Tout ce que dit Manon est vrai – Manon Fargetton
Quatrième de couverture :
Au centre, Manon. Autour, une ronde de personnages, qui projettent sur elle leurs peurs, leurs insécurités et leurs fantasmes. Ils croient la connaître mieux que personne. Ce sont ses parents, ses frères, son amie au lycée, l’homme qu’elle aime. Et ce sont eux qui vont raconter cette année où tout bascule parce que Manon, seize ans, entame une relation avec un éditeur de bande-dessinée de trente ans son aîné. Elle a du talent. Il va la publier. Ils s’aiment. La femme de l’éditeur aussi l’aime. Les lignes se brouillent, tout se mélange : l’histoire qu’ils vivent et l’écriture de la bande-dessinée, l’admiration, l’amour. Et le passé ressurgit soudain dans le présent. Rapidement, la mère de Manon refuse ce prétendu amour, cherche à protéger sa fille par tous les moyens, s’expose à la colère adolescente de celle-ci. Deux visions du monde s’affrontent. Deux visions de l’amour. Deux visions de ce que signifie être adulte. Et entre elles, d’autres voix, qui chacune renferme un morceau de la vérité. Et au centre, Manon.
Un coup de cœur surprenant…
Sélectionné dans le cadre du Prix du Roman Fnac pour lequel je suis ambassadrice cette année, Tout ce que dit Manon est vrai est paru aux éditions Héloïse d’Ormesson le 19 août dernier. Son auteure, Manon Fargetton, a déjà publié une vingtaine de romans.
Être jurée pour un prix littéraire, c’est sortir des sentiers battus, ouvrir l’œil sur un nouvel univers et s’émerveiller devant l’inconnu. Le roman de Manon Fargetton ne serait pas venu à moi sans cette expérience, je l’aurais, je crois, bien regretter.
Que se passe-t-il lorsque l’insouciance de l’âge nous incite à franchir les interdits ? Manon a 16 ans, elle est lycéenne et dessinatrice à ses heures perdues. Lors d’un salon du livre, elle rencontre Gérald, éditeur, prêt à travailler avec elle en publiant sa bande dessinée. Des échanges, initialement professionnels, se transforment rapidement en messages intimes. Un amour platonique naît entre la jeune adolescente et l’éditeur. Gérald est marié, il a près de cinquante ans et il entretient une troisième relation avec une autre jeune fille…

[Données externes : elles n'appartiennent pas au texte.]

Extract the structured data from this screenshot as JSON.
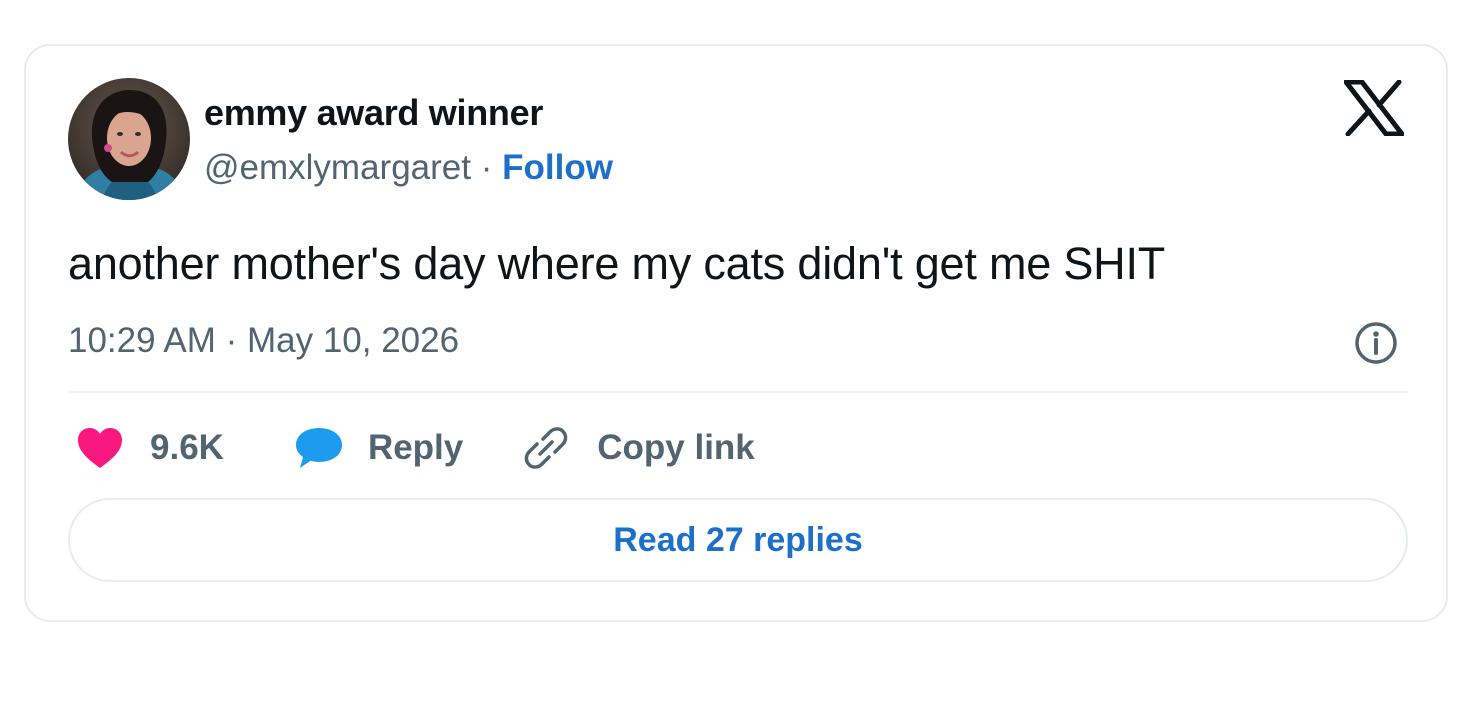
{
  "tweet": {
    "display_name": "emmy award winner",
    "handle": "@emxlymargaret",
    "separator": "·",
    "follow_label": "Follow",
    "text": "another mother's day where my cats didn't get me SHIT",
    "timestamp": "10:29 AM · May 10, 2026",
    "platform_icon": "x-logo-icon",
    "info_icon": "info-icon"
  },
  "actions": {
    "like_count": "9.6K",
    "like_icon": "heart-icon",
    "reply_label": "Reply",
    "reply_icon": "speech-bubble-icon",
    "copy_link_label": "Copy link",
    "copy_link_icon": "link-icon"
  },
  "read_replies_label": "Read 27 replies",
  "colors": {
    "accent": "#1d70c9",
    "like": "#f91880",
    "reply": "#1d9bf0",
    "secondary_text": "#536471",
    "border": "#e6ecf0"
  }
}
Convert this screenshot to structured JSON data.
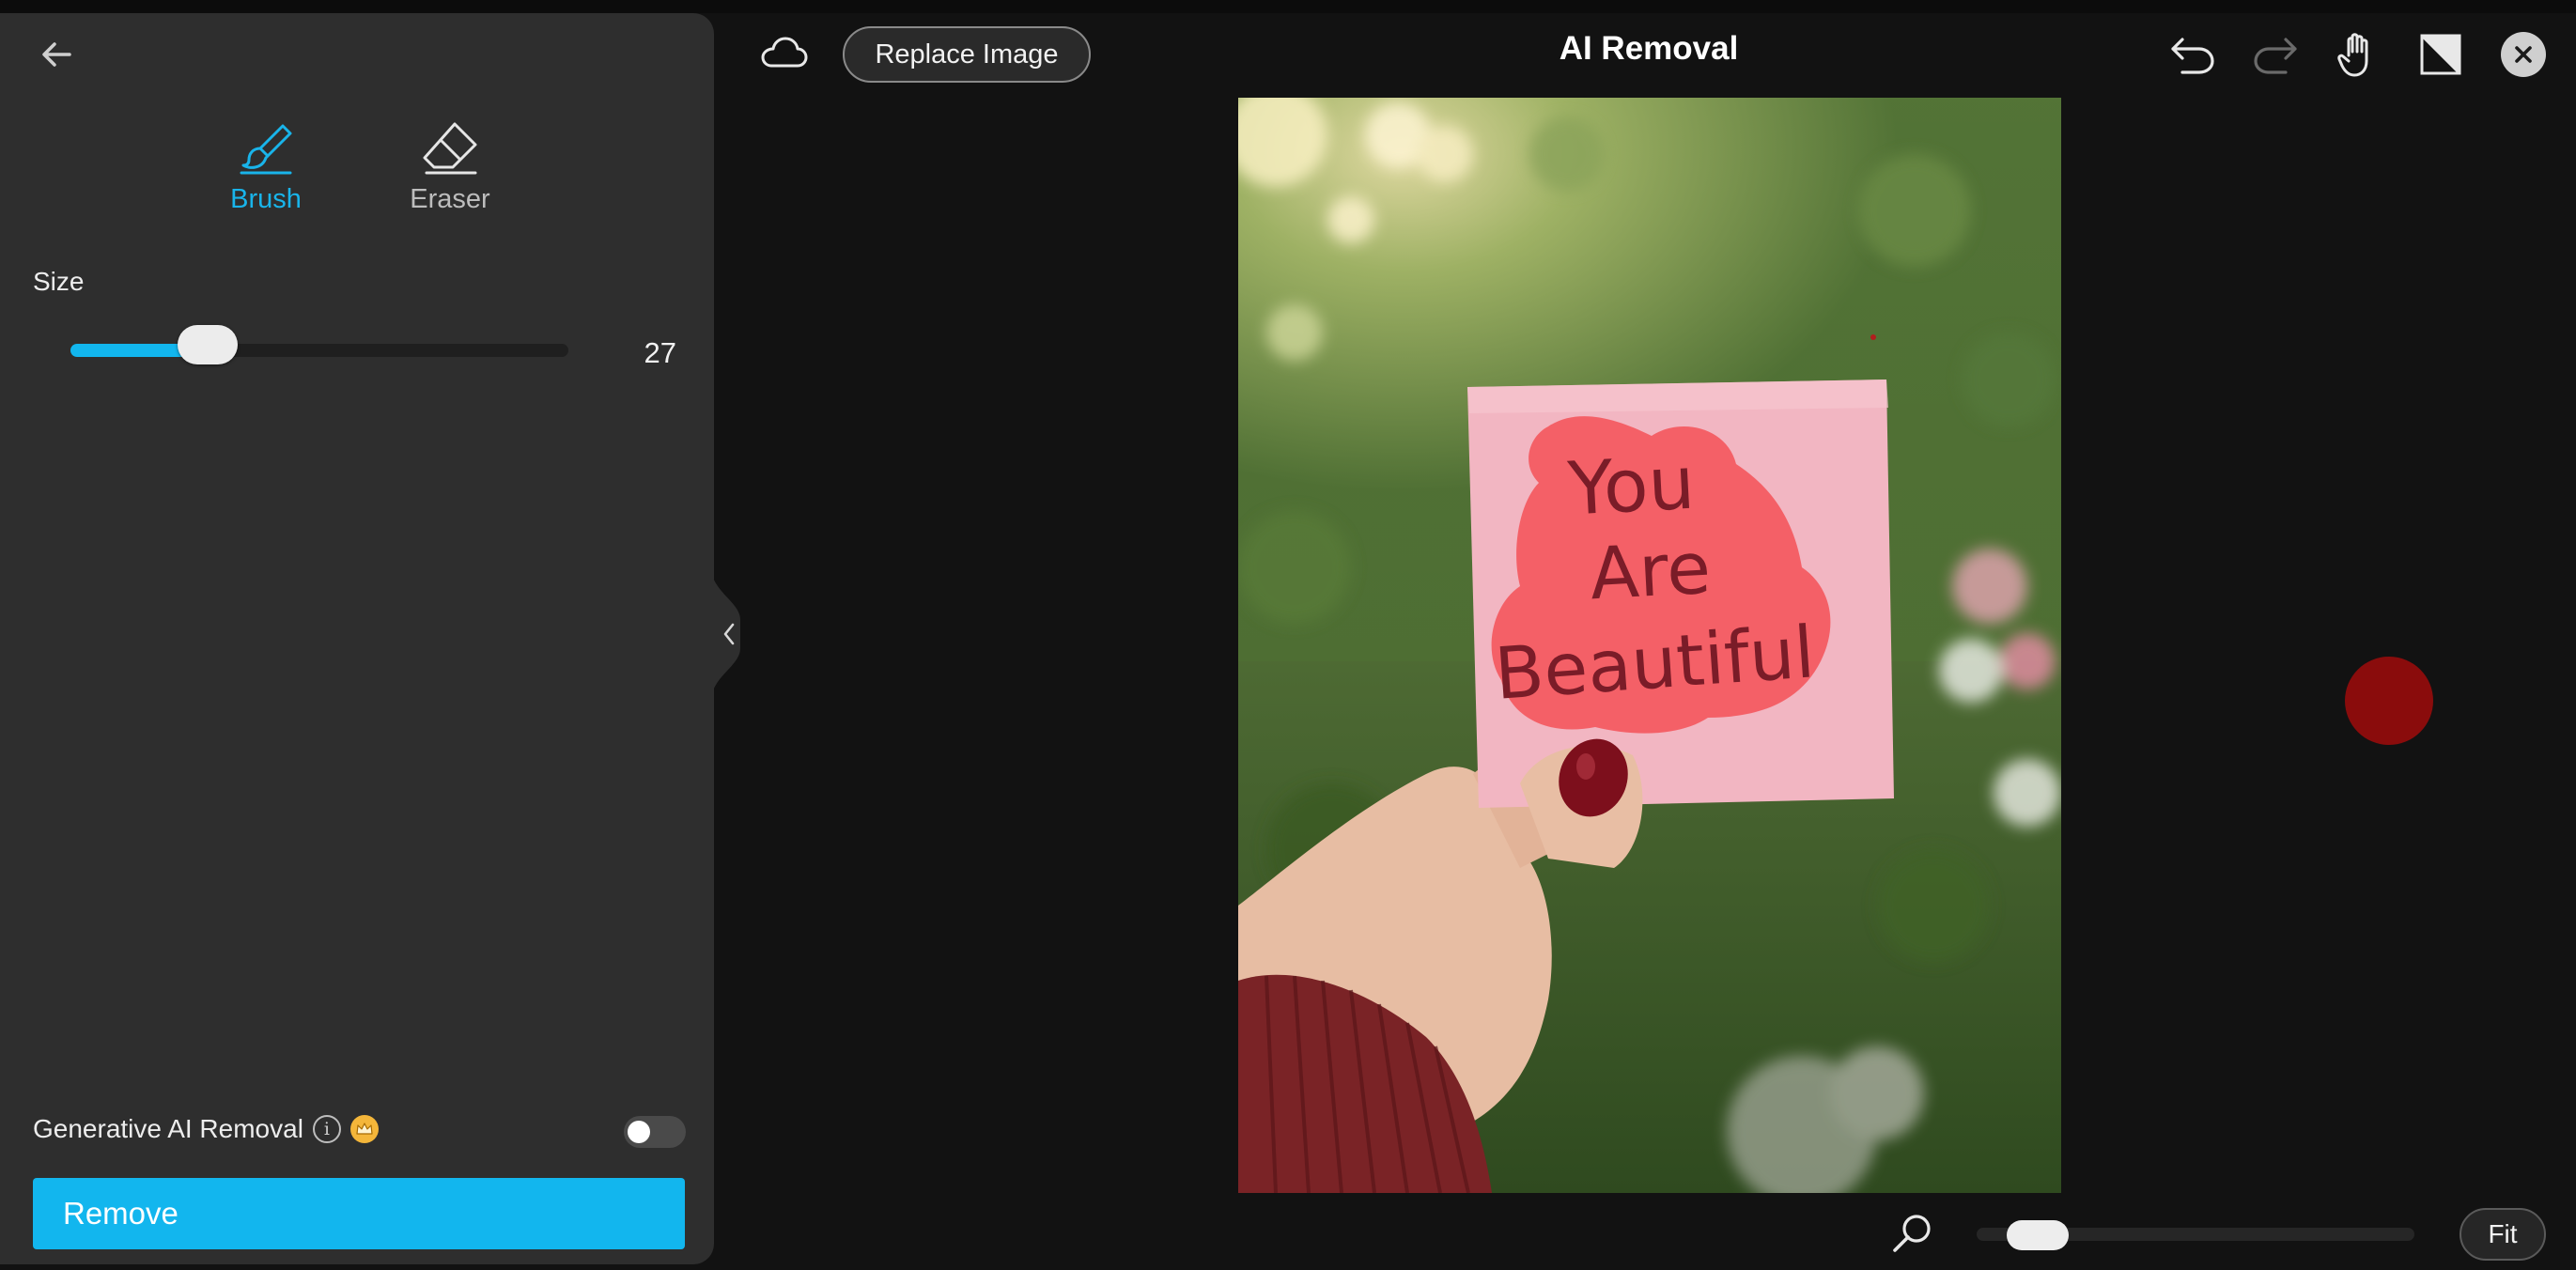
{
  "panel": {
    "tools": [
      {
        "label": "Brush",
        "icon": "brush-icon",
        "active": true
      },
      {
        "label": "Eraser",
        "icon": "eraser-icon",
        "active": false
      }
    ],
    "size_label": "Size",
    "size_value": "27",
    "size_fraction": 0.26,
    "generative_label": "Generative AI Removal",
    "generative_enabled": false,
    "remove_label": "Remove"
  },
  "toolbar": {
    "replace_label": "Replace Image",
    "title": "AI Removal"
  },
  "image": {
    "note_lines": [
      "You",
      "Are",
      "Beautiful"
    ]
  },
  "bottom": {
    "fit_label": "Fit",
    "zoom_fraction": 0.08
  },
  "colors": {
    "accent": "#12b6ee",
    "brush_cursor": "#8a0c0c"
  }
}
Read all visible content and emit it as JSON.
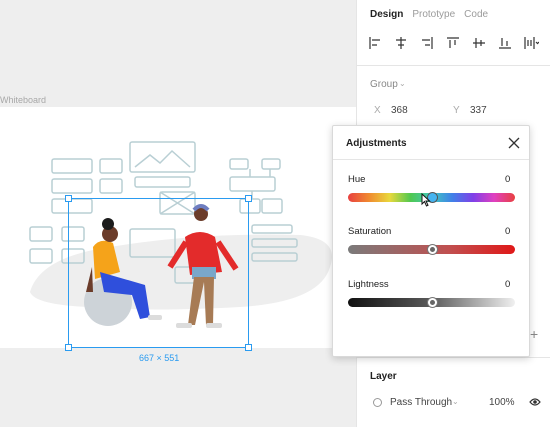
{
  "canvas": {
    "frame_label": "Whiteboard",
    "selection_size": "667 × 551"
  },
  "panel": {
    "tabs": [
      {
        "label": "Design",
        "active": true
      },
      {
        "label": "Prototype",
        "active": false
      },
      {
        "label": "Code",
        "active": false
      }
    ],
    "align_icons": [
      "align-left-icon",
      "align-horizontal-center-icon",
      "align-right-icon",
      "align-top-icon",
      "align-vertical-center-icon",
      "align-bottom-icon",
      "distribute-icon"
    ],
    "group_label": "Group",
    "x_label": "X",
    "x_value": "368",
    "y_label": "Y",
    "y_value": "337",
    "layer_title": "Layer",
    "blend_mode": "Pass Through",
    "opacity": "100%"
  },
  "adjustments": {
    "title": "Adjustments",
    "hue": {
      "label": "Hue",
      "value": "0",
      "position": 0.5
    },
    "saturation": {
      "label": "Saturation",
      "value": "0",
      "position": 0.5
    },
    "lightness": {
      "label": "Lightness",
      "value": "0",
      "position": 0.5
    }
  },
  "colors": {
    "selection": "#2a9bf0",
    "hue_thumb_fill": "#46b4f0"
  }
}
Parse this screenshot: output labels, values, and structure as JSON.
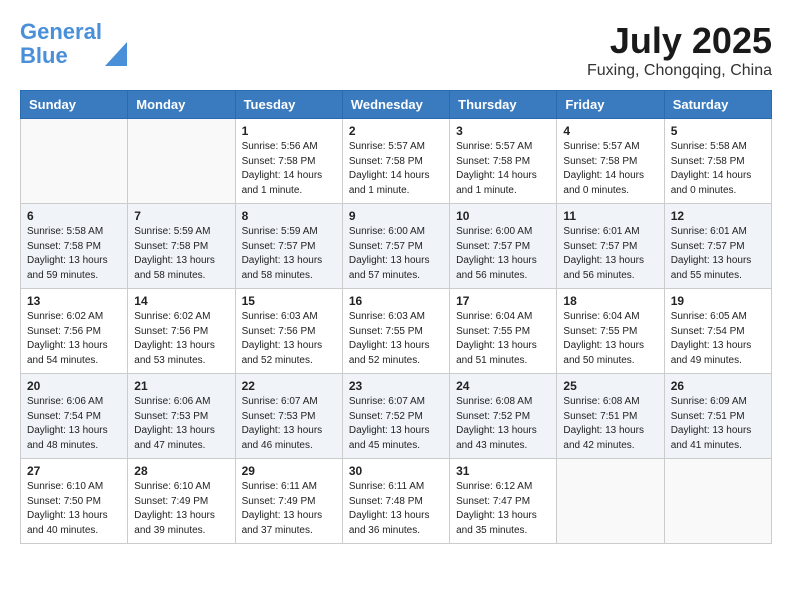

« Ils diront tous « je ». Ce « je », je leur emprunte, ou je leur vole, peu importe. Il est la rencontre de ce qu’ils m’ont raconté et de ce que nous avons vécu. Il est ce que tu as fantasmé, il est ce que j’en reconstitue. Ce ne sont pas leurs voix. C’est moi qui parle à travers eux. Moi qui te parle. J’ai tous les droits, tu sais. Parce que cette histoire m’appartient. Parce que tout est fictif et que rien n’est faux. Parce que toi et moi, Manon, on a toujours su mentir vrai. »
Malaisant, angoissant par moment, écœurant souvent, le texte de Manon Fargetton s’apparente à un thriller psychologique. L’éditeur, sa femme, la mère de Manon, ses frères ou son père, des amis, tour à tour chaque personnage devient narrateur et s’adresse directement à l’héroïne. Par leurs mots, nous suivons l’amour naissant entre Gérald et la jeune fille. Puis, l’emprise qu’il aura sur elle, aidé de son épouse ; les craintes et angoisses de la maman de Manon ; et les sentiments partagés de l’entourage familial et amical. Ainsi, chacun livre sa version des faits.
Sur le fil, l’écrivaine joue entre fiction et réalité. Est-ce son histoire qui se cache derrière les traits de cette Manon ? Petit à petit, le récit s’étoffe de prises de parole de la jeune femme. Des passages plus personnels, qui nous interrogent sur la véracité des actes énoncés.
Anorexie, adolescence, manipulation, sexualité, mensonge, Tout ce que dit Manon est vrai questionne sur le rôle de la justice, les réseaux sociaux, l’influence du pouvoir ou encore les relations parentales. L’auteure décrit aussi une époque et une génération, celles du début des années 2000, bien avant DSK, la vague me too ou #balancetonporc. Son roman n’est peut-être pas vrai, mais il dénonce, et le fait de façon brillante.
Un livre addictif et dérangeant, page turner comme on aime le dire, à ne pas laisser filer en cette rentrée littéraire.